If catamenial epilepsy is suspected, progesterone therapy should be considered. Women should use no less than 200mg/day or more, dependent on symptoms. Although K. Dalton, M.D., found the minimum dose via progesterone suppositories was 400 mg twice daily.
If epileptic men have high oestrogen levels, progesterone should also be considered, using between 10-100mg/day or more.
As low vitamin D levels are found in epileptics, especially those on anti-convulsants, a test is essential, see the following websites for more info on testing
The blood level should be between 70-100ng/ml or 175-250nmol/L, and not the 30ng/ml or 75nmol/L most laboratories and doctors use as a cut off point for adequate levels. The minimum daily dose should be 5000iu's per day, or more if levels are very low. Although the latest research indicates it should be 10,000iu's per day, see here.

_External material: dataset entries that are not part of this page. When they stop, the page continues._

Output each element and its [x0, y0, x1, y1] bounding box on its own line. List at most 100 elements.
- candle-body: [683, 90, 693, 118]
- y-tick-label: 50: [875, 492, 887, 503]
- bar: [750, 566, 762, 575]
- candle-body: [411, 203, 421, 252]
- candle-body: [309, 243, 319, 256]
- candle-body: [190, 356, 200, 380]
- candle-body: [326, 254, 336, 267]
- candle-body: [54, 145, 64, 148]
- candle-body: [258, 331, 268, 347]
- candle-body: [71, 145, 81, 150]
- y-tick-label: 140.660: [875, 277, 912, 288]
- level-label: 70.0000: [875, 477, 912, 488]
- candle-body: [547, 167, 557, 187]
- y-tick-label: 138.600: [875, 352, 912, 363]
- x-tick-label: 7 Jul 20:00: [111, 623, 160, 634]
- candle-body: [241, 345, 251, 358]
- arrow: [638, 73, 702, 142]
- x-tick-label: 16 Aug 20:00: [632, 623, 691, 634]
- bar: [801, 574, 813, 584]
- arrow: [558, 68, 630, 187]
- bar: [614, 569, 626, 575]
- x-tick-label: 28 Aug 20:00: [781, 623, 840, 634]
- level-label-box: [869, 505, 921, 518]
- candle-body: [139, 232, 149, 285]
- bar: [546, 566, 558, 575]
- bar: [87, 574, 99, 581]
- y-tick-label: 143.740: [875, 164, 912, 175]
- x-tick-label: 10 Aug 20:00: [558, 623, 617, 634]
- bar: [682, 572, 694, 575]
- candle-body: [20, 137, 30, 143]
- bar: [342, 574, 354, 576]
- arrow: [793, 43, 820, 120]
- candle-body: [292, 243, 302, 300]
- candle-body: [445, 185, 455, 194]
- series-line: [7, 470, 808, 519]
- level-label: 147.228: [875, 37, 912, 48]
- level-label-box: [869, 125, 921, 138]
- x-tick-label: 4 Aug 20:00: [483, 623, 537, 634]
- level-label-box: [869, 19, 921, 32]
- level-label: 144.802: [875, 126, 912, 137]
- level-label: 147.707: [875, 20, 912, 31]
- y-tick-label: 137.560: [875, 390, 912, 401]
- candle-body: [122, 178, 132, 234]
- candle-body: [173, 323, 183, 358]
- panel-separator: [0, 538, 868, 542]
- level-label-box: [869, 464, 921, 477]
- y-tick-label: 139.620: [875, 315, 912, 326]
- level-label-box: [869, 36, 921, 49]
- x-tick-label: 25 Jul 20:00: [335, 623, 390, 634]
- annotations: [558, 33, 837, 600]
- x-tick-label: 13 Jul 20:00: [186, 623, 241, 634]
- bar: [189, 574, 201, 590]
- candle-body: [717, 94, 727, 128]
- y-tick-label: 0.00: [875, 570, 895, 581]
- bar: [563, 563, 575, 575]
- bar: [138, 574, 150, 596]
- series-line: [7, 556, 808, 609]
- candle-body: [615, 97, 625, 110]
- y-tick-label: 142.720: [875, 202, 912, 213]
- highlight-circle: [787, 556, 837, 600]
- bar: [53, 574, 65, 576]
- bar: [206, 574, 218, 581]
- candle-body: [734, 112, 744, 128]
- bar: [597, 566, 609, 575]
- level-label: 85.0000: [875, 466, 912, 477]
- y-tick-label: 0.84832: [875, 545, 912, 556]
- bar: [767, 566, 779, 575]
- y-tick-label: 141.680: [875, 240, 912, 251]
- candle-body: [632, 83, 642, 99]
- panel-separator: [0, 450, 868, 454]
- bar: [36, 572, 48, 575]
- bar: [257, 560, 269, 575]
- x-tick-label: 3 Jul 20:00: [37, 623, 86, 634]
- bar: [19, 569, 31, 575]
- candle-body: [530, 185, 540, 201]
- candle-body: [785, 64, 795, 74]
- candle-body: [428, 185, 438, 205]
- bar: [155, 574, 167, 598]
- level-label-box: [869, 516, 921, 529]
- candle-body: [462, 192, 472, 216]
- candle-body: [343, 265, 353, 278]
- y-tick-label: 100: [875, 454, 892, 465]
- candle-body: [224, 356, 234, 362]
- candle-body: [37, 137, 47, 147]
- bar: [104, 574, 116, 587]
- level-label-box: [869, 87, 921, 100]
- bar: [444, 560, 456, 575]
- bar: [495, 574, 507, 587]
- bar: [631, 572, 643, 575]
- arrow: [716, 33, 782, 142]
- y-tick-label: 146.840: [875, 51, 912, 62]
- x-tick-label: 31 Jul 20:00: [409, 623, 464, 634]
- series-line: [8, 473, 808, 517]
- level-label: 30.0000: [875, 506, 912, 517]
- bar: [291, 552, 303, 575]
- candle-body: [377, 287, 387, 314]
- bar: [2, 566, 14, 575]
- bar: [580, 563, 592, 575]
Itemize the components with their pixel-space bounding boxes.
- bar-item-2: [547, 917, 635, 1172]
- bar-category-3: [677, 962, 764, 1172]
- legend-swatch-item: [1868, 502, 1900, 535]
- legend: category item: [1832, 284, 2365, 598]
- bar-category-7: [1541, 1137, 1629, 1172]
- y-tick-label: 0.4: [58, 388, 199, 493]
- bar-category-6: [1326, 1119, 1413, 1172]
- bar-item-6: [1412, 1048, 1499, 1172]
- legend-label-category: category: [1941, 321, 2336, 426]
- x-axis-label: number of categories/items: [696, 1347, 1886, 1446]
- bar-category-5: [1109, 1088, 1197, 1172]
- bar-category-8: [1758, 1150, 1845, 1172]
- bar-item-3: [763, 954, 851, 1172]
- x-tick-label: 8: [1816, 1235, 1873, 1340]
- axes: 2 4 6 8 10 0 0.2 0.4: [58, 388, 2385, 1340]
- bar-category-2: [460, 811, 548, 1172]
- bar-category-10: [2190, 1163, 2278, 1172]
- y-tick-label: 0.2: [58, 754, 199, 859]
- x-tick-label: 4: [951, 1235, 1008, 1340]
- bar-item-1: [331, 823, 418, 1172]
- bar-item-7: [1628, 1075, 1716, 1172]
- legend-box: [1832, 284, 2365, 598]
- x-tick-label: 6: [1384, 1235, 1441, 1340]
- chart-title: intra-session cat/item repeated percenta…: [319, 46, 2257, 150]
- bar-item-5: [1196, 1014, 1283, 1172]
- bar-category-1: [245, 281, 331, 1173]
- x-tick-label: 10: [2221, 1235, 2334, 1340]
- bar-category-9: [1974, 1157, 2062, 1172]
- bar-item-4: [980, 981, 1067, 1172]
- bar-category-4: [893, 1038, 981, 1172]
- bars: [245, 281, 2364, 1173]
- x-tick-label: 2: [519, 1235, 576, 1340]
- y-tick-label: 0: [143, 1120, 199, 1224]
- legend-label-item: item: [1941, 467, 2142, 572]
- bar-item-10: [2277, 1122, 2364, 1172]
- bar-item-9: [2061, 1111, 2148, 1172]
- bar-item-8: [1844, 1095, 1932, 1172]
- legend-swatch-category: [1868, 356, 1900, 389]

Several nutrients have shown a reduction in seizure exacerbation. Consider taking vitamin B6, magnesium, taurine, glycine, dimethylglycine, vitamin E, selenium, riboflavin, zinc and melatonin.
Some anticonvulsants reduce folic acid, vitamin B6, biotin, carnitine and in particular vitamin D. Ensure sufficient is taken to make up the loss.
This can involve either drugs, surgery or diet. Drugs control the electrical activity, surgery removes the cause if it's a tumour etc. Many epilepsy drugs can cause birth defects if the mother is taking them while pregnant.